We denote by $Cl^\mu$ the class of classical pseudo-differential operators of order $\mu$. Consider the notation
$$[Cl^{a},Cl^{b}]\hookrightarrow [Cl^{a'},Cl^{b'}]$$
which means that a commutator on the left hand side can be written as a sum of commutators of the right hand side, i.e.
$$\forall A\in Cl^a\ \text{and}\ B\in Cl^b\ \exists\ P_i\in Cl^{a'}\ \text{and}\ Q_i\in Cl^{b'}: [A,B]=\sum_i [P_i,Q_i]$$
where we have $a+b=a'+b'$.
The question is for which $a,b,a',b'$ we can construct these inclusions.
As an example, let $a\leq 0$ and consider a differential operator $D$ of order $1$, such that $D^a\in Cl^a$ and $D^{-a}\in Cl^{-a}$. Then we can show
$$[Cl^{0},Cl^{2a}]\hookrightarrow [Cl^{a},Cl^{a}]$$
since for $A\in Cl^0$ and $B\in Cl^{2a}$ the operators $AD^a, D^aA, D^a, BD^{-a}, D^{-a}B, ABD^{-a}$ and $D^{-a}BA$ are in $Cl^{a}$ and
$$2[A,B] = [AD^a,D^{-a}B] + [D^aA,BD^{-a}]+[ABD^{-a},D^a]+[D^{-a}BA,D^a].$$
My problem is to show whether or not there holds
$$[Cl^{1},Cl^{m}]\hookrightarrow [Cl^{0},Cl^{m+1}].$$
My intuition says no but I could not find a counterexample.
For $m<0$ the classes on the RHS form an algebra and I can still show that given $A\in Cl^1$ and $B\in Cl^m$ using the same $D$ as above
$AB$ differs from
$[AD^{-1},DB]$ by an operator $-DBAD^{-1}$,
$[ABD^{-m-2},D^{m+2}]$ by an operator $-D^{m+2}ABD^{-m-2}$ and
$-[D^{-m-1}B,AD^{m+1}]$ by an operator $-D^{-m-1}BAD^{m+1}$.

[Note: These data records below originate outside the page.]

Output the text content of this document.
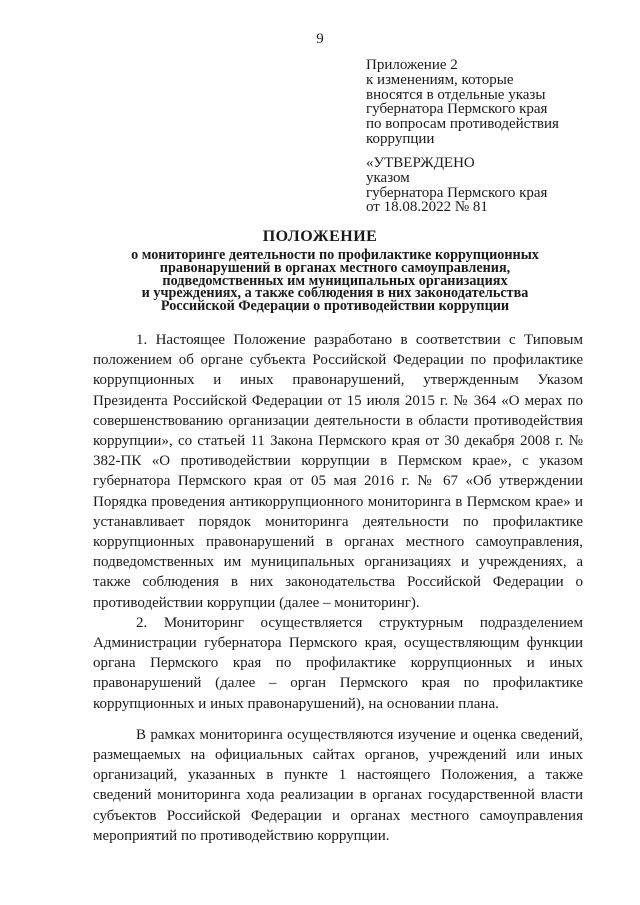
9
Приложение 2
к изменениям, которые
вносятся в отдельные указы
губернатора Пермского края
по вопросам противодействия
коррупции
«УТВЕРЖДЕНО
указом
губернатора Пермского края
от 18.08.2022 № 81
ПОЛОЖЕНИЕ
о мониторинге деятельности по профилактике коррупционных
правонарушений в органах местного самоуправления,
подведомственных им муниципальных организациях
и учреждениях, а также соблюдения в них законодательства
Российской Федерации о противодействии коррупции

1. Настоящее Положение разработано в соответствии с Типовым положением об органе субъекта Российской Федерации по профилактике коррупционных и иных правонарушений, утвержденным Указом Президента Российской Федерации от 15 июля 2015 г. № 364 «О мерах по совершенствованию организации деятельности в области противодействия коррупции», со статьей 11 Закона Пермского края от 30 декабря 2008 г. № 382-ПК «О противодействии коррупции в Пермском крае», с указом губернатора Пермского края от 05 мая 2016 г. № 67 «Об утверждении Порядка проведения антикоррупционного мониторинга в Пермском крае» и устанавливает порядок мониторинга деятельности по профилактике коррупционных правонарушений в органах местного самоуправления, подведомственных им муниципальных организациях и учреждениях, а также соблюдения в них законодательства Российской Федерации о противодействии коррупции (далее – мониторинг).

2. Мониторинг осуществляется структурным подразделением Администрации губернатора Пермского края, осуществляющим функции органа Пермского края по профилактике коррупционных и иных правонарушений (далее – орган Пермского края по профилактике коррупционных и иных правонарушений), на основании плана.

В рамках мониторинга осуществляются изучение и оценка сведений, размещаемых на официальных сайтах органов, учреждений или иных организаций, указанных в пункте 1 настоящего Положения, а также сведений мониторинга хода реализации в органах государственной власти субъектов Российской Федерации и органах местного самоуправления мероприятий по противодействию коррупции.
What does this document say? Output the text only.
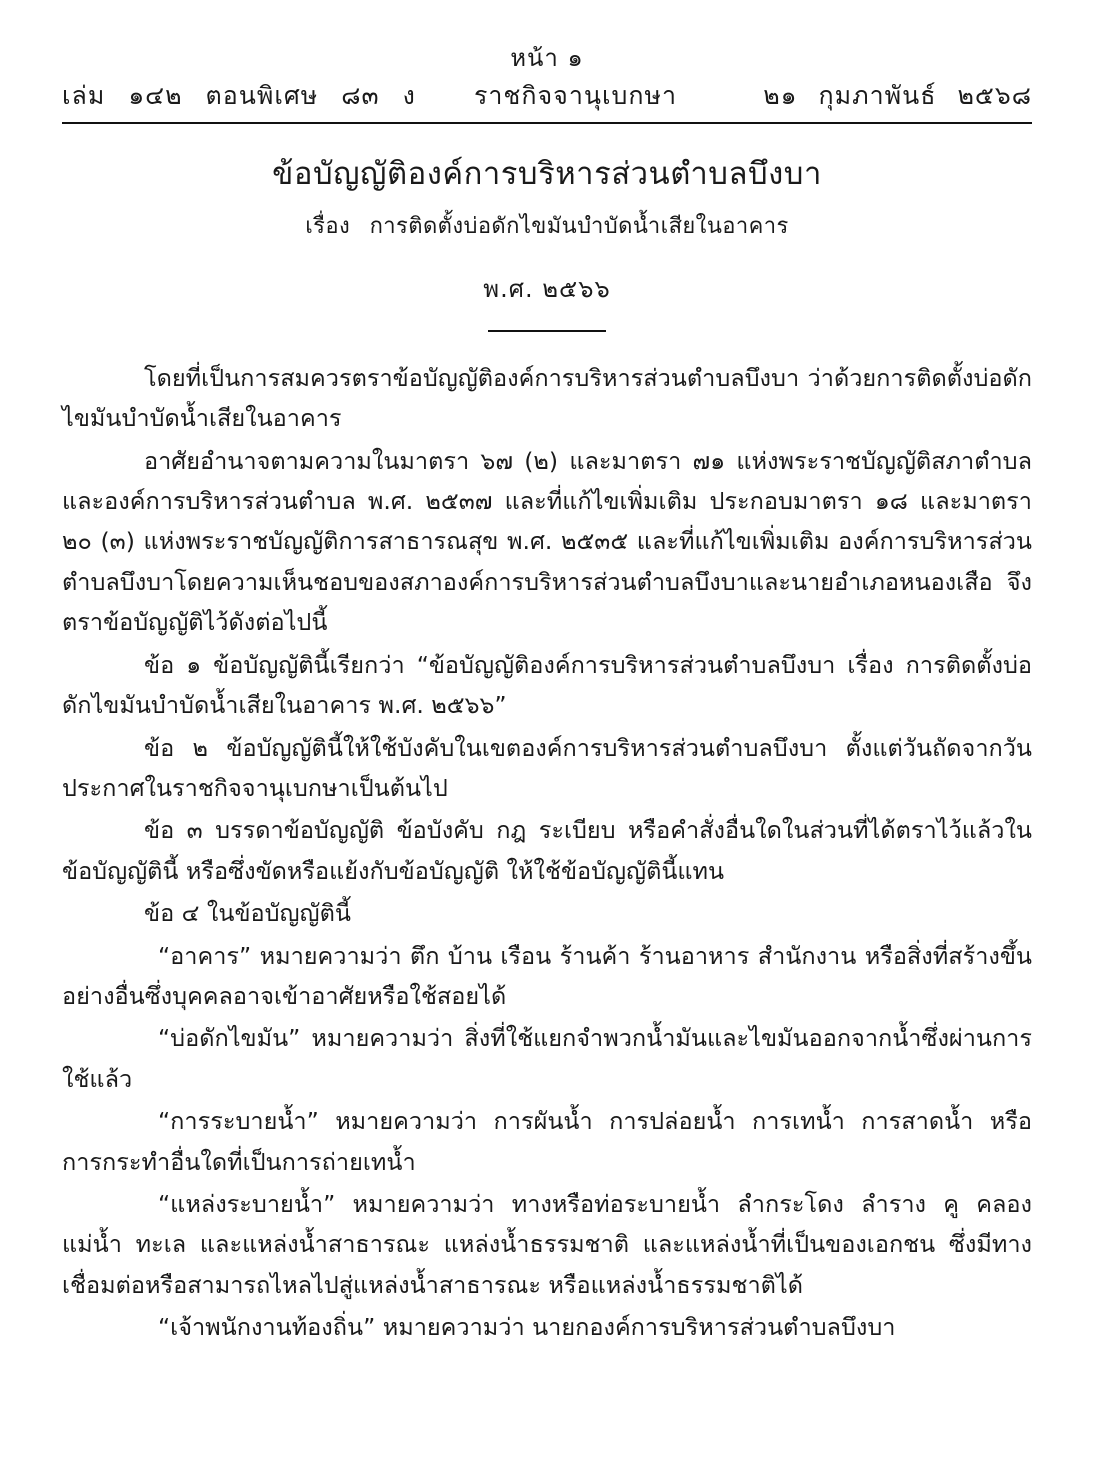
หน้า ๑
เล่ม ๑๔๒ ตอนพิเศษ ๘๓ ง	ราชกิจจานุเบกษา	๒๑ กุมภาพันธ์ ๒๕๖๘
ข้อบัญญัติองค์การบริหารส่วนตำบลบึงบา
เรื่อง การติดตั้งบ่อดักไขมันบำบัดน้ำเสียในอาคาร
พ.ศ. ๒๕๖๖

โดยที่เป็นการสมควรตราข้อบัญญัติองค์การบริหารส่วนตำบลบึงบา ว่าด้วยการติดตั้งบ่อดักไขมันบำบัดน้ำเสียในอาคาร

อาศัยอำนาจตามความในมาตรา ๖๗ (๒) และมาตรา ๗๑ แห่งพระราชบัญญัติสภาตำบลและองค์การบริหารส่วนตำบล พ.ศ. ๒๕๓๗ และที่แก้ไขเพิ่มเติม ประกอบมาตรา ๑๘ และมาตรา ๒๐ (๓) แห่งพระราชบัญญัติการสาธารณสุข พ.ศ. ๒๕๓๕ และที่แก้ไขเพิ่มเติม องค์การบริหารส่วนตำบลบึงบาโดยความเห็นชอบของสภาองค์การบริหารส่วนตำบลบึงบาและนายอำเภอหนองเสือ จึงตราข้อบัญญัติไว้ดังต่อไปนี้

ข้อ ๑ ข้อบัญญัตินี้เรียกว่า “ข้อบัญญัติองค์การบริหารส่วนตำบลบึงบา เรื่อง การติดตั้งบ่อดักไขมันบำบัดน้ำเสียในอาคาร พ.ศ. ๒๕๖๖”

ข้อ ๒ ข้อบัญญัตินี้ให้ใช้บังคับในเขตองค์การบริหารส่วนตำบลบึงบา ตั้งแต่วันถัดจากวันประกาศในราชกิจจานุเบกษาเป็นต้นไป

ข้อ ๓ บรรดาข้อบัญญัติ ข้อบังคับ กฎ ระเบียบ หรือคำสั่งอื่นใดในส่วนที่ได้ตราไว้แล้วในข้อบัญญัตินี้ หรือซึ่งขัดหรือแย้งกับข้อบัญญัติ ให้ใช้ข้อบัญญัตินี้แทน

ข้อ ๔ ในข้อบัญญัตินี้

“อาคาร” หมายความว่า ตึก บ้าน เรือน ร้านค้า ร้านอาหาร สำนักงาน หรือสิ่งที่สร้างขึ้นอย่างอื่นซึ่งบุคคลอาจเข้าอาศัยหรือใช้สอยได้

“บ่อดักไขมัน” หมายความว่า สิ่งที่ใช้แยกจำพวกน้ำมันและไขมันออกจากน้ำซึ่งผ่านการใช้แล้ว

“การระบายน้ำ” หมายความว่า การผันน้ำ การปล่อยน้ำ การเทน้ำ การสาดน้ำ หรือการกระทำอื่นใดที่เป็นการถ่ายเทน้ำ

“แหล่งระบายน้ำ” หมายความว่า ทางหรือท่อระบายน้ำ ลำกระโดง ลำราง คู คลอง แม่น้ำ ทะเล และแหล่งน้ำสาธารณะ แหล่งน้ำธรรมชาติ และแหล่งน้ำที่เป็นของเอกชน ซึ่งมีทางเชื่อมต่อหรือสามารถไหลไปสู่แหล่งน้ำสาธารณะ หรือแหล่งน้ำธรรมชาติได้

“เจ้าพนักงานท้องถิ่น” หมายความว่า นายกองค์การบริหารส่วนตำบลบึงบา
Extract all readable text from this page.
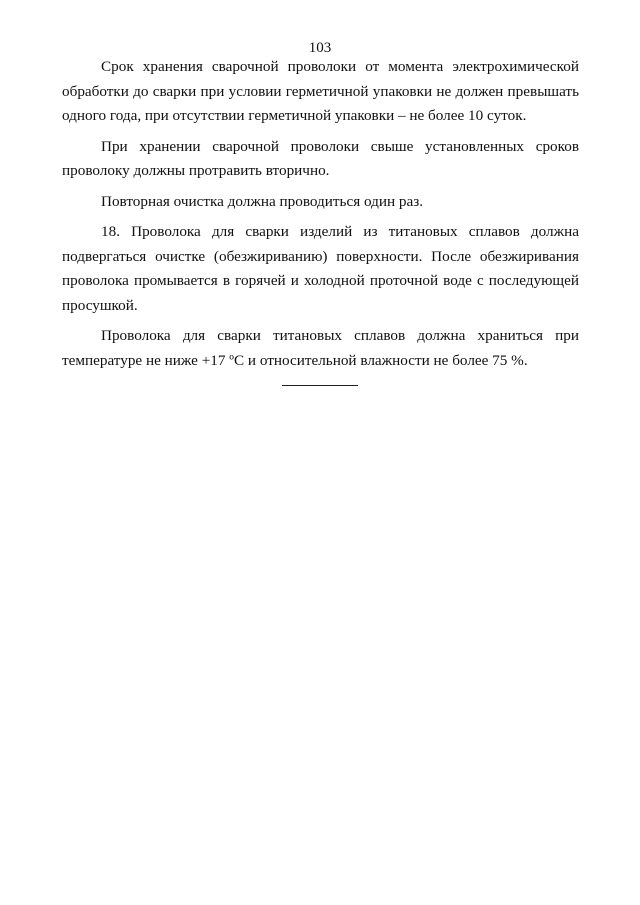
103

Срок хранения сварочной проволоки от момента электрохимической обработки до сварки при условии герметичной упаковки не должен превышать одного года, при отсутствии герметичной упаковки – не более 10 суток.

При хранении сварочной проволоки свыше установленных сроков проволоку должны протравить вторично.

Повторная очистка должна проводиться один раз.

18. Проволока для сварки изделий из титановых сплавов должна подвергаться очистке (обезжириванию) поверхности. После обезжиривания проволока промывается в горячей и холодной проточной воде с последующей просушкой.

Проволока для сварки титановых сплавов должна храниться при температуре не ниже +17 ºС и относительной влажности не более 75 %.
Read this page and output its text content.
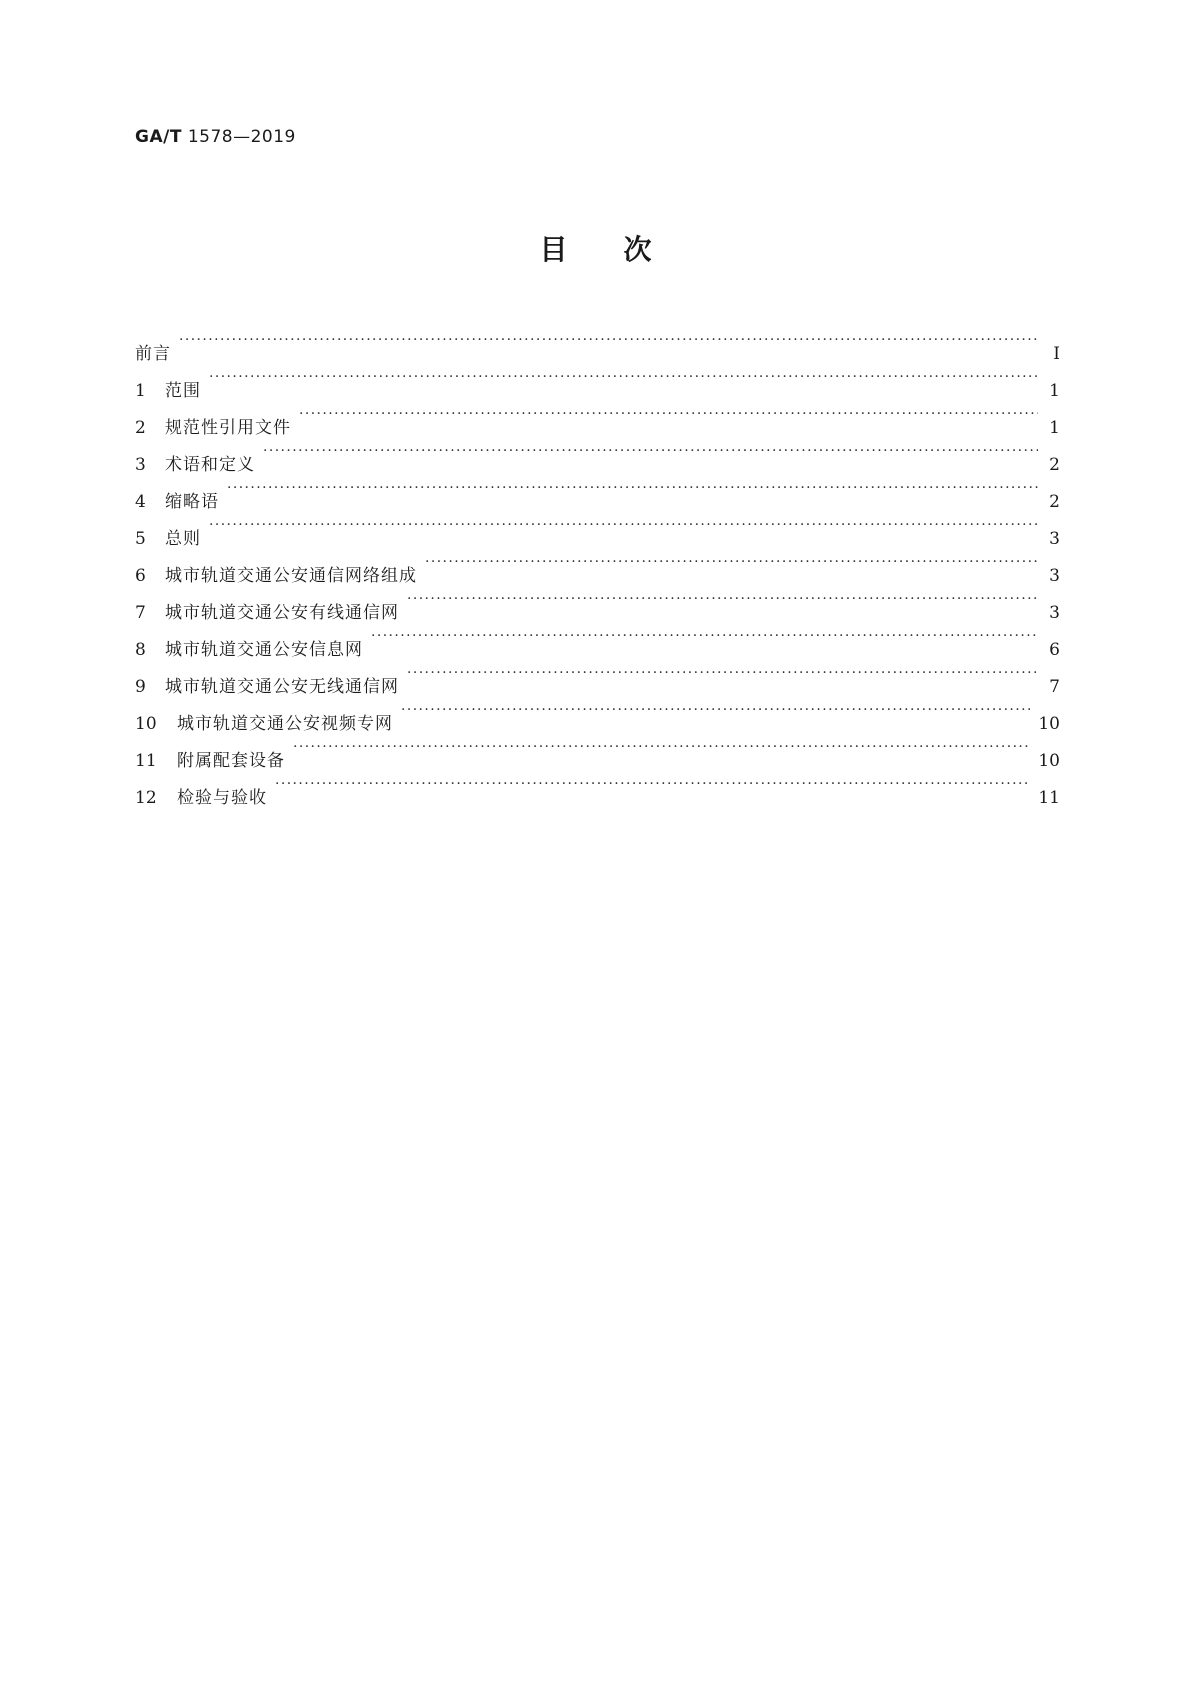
GA/T 1578—2019
目次
前言 ·····	Ⅰ
1	范围 ·····	1
2	规范性引用文件 ·····	1
3	术语和定义 ·····	2
4	缩略语 ·····	2
5	总则 ·····	3
6	城市轨道交通公安通信网络组成 ·····	3
7	城市轨道交通公安有线通信网 ·····	3
8	城市轨道交通公安信息网 ·····	6
9	城市轨道交通公安无线通信网 ·····	7
10	城市轨道交通公安视频专网 ·····	10
11	附属配套设备 ·····	10
12	检验与验收 ·····	11
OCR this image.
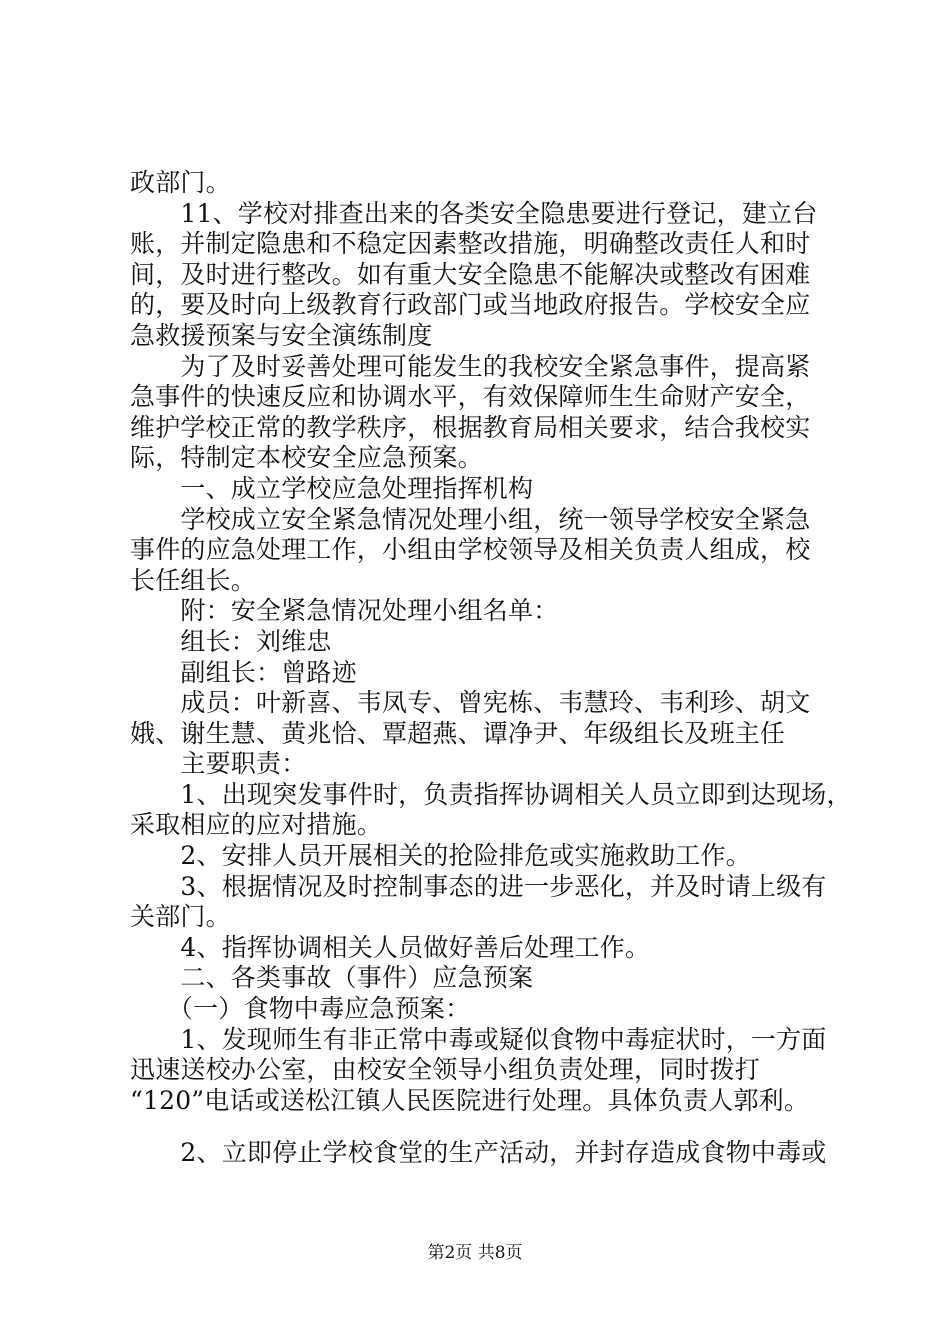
政部门。
　　11、学校对排查出来的各类安全隐患要进行登记，建立台
账，并制定隐患和不稳定因素整改措施，明确整改责任人和时
间，及时进行整改。如有重大安全隐患不能解决或整改有困难
的，要及时向上级教育行政部门或当地政府报告。学校安全应
急救援预案与安全演练制度
　　为了及时妥善处理可能发生的我校安全紧急事件，提高紧
急事件的快速反应和协调水平，有效保障师生生命财产安全，
维护学校正常的教学秩序，根据教育局相关要求，结合我校实
际，特制定本校安全应急预案。
　　一、成立学校应急处理指挥机构
　　学校成立安全紧急情况处理小组，统一领导学校安全紧急
事件的应急处理工作，小组由学校领导及相关负责人组成，校
长任组长。
　　附：安全紧急情况处理小组名单：
　　组长：刘维忠
　　副组长：曾路迹
　　成员：叶新喜、韦凤专、曾宪栋、韦慧玲、韦利珍、胡文
娥、谢生慧、黄兆恰、覃超燕、谭净尹、年级组长及班主任
　　主要职责：
　　1、出现突发事件时，负责指挥协调相关人员立即到达现场，
采取相应的应对措施。
　　2、安排人员开展相关的抢险排危或实施救助工作。
　　3、根据情况及时控制事态的进一步恶化，并及时请上级有
关部门。
　　4、指挥协调相关人员做好善后处理工作。
　　二、各类事故（事件）应急预案
　　（一）食物中毒应急预案：
　　1、发现师生有非正常中毒或疑似食物中毒症状时，一方面
迅速送校办公室，由校安全领导小组负责处理，同时拨打
“120”电话或送松江镇人民医院进行处理。具体负责人郭利。
　　2、立即停止学校食堂的生产活动，并封存造成食物中毒或
第2页 共8页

Similarly, $-BA$ differs from
$-[BD^{-m-1},D^{m+1}A]$ by an operator $D^{m+1}ABD^{-m-1}$,
$[D^{-1}A,BC]$ by an operator $D^{-1}ABD$ and
$-[BAD^{-m-2},D^{m+2}]$ by an operator $D^{m+2}BAD^{-m-2}$.
Other operators in the commutators do not allow to write $AB$ or $BA$.
So by repeating this argument ($DBAD^{-1}$ differs from $[DAD^{-2},D^2B D^{-1}]$ by an operator $-D^2BAD^{-2}$) we have that $[A,B]$ can be written as an infinite sum of commutators on the RHS.
Does this make sense? Can this sum be really infinite? Probably, one can give a hit in the right direction or knows a counterexample?